6 The human touch- find the exemplars (Step 3)
Irrespective of the approach used in the previous step, Step 3 requires us to read the sample of peaks and pits identified using human reasoning to find exemplar posts.
These should be saved in a Google Sheet, with one tab/worksheet per product and classification (i.e. productA_peak
; productA_pit
; productB_peak
; productB_pit
and individually classified by eye as below:
The key here is to be consistent in our labelling. The issue with classifications such as sentiment and peaks and pits is that they are inherently subjective - how we label posts will be influenced by the data labeller’s personal experiences, expertise, cultural lenses etc. We therefore must mitigate this level of subjectivity as much as possible, namely by 1) having a clear definition/structure for labelling, 2) label consensus, 3) label auditing.
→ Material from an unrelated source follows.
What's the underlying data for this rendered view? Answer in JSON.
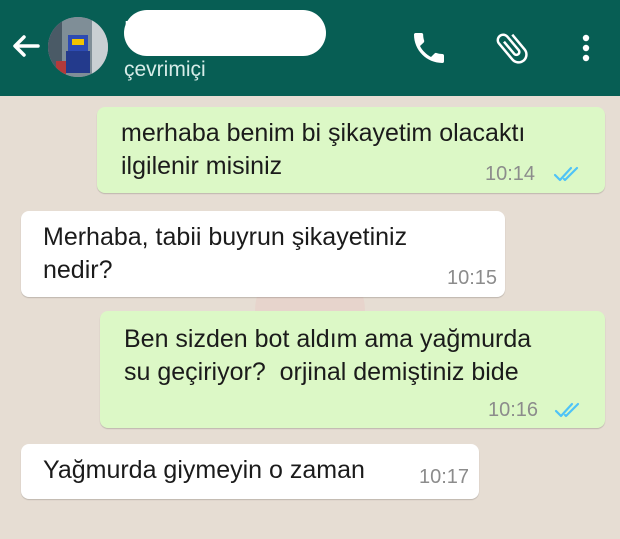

For 1), a for a post to be defined as a peak or a pit (for the purpose of data labelling) it must tick all of the following:
- Have clear brand/product attribution.
- (For Peak) Relate to a significant memorable experience where brand/product deliveries exceptional value.
- (For Pit) A significant negative experience that creates a lasting memory.
- NOT just be general negative or positive sentiment.
- NOT contain both a peak and a pit moment.
We must remember here that more is not better, it is much better to have fewer labelled data that is of higher quality than more data that might confused our classifier.
A Peak moment is not just a positive comment but a significant, memorable experience where brands or products delivers exceptional value, creating a lasting memory. A Pit moment is not merely a negative comment but a significant, negative brand experience with brands or products that creates a lasting memory. Posts with general positive or negative sentiments that do not constitute these memorable experiences should be classified as ‘Neither’.
Depending on the resources available, these posts should be cross-checked by another person blindly (i.e. not seeing what each of you has labelled the post). The posts that both of you agree on are those that should go to the next step. It is important here to also include posts that are neither peak or pit, and label these as ‘neither’. This should be a mixture of clearly ‘neither’ posts such as spam, or posts of neutral sentiment, but also it is useful to include posts that display clear sentiment but do not qualify as a peak or a pit. These examples will be difficult for the model but are important to ensure we are not simply producing a glorified sentiment classification model.
It is worth making a note of these ‘difficult’ neither posts (i.e. those with sentiment), as it is useful to track these throughout the next steps to see whether the model particularly struggles with them or not.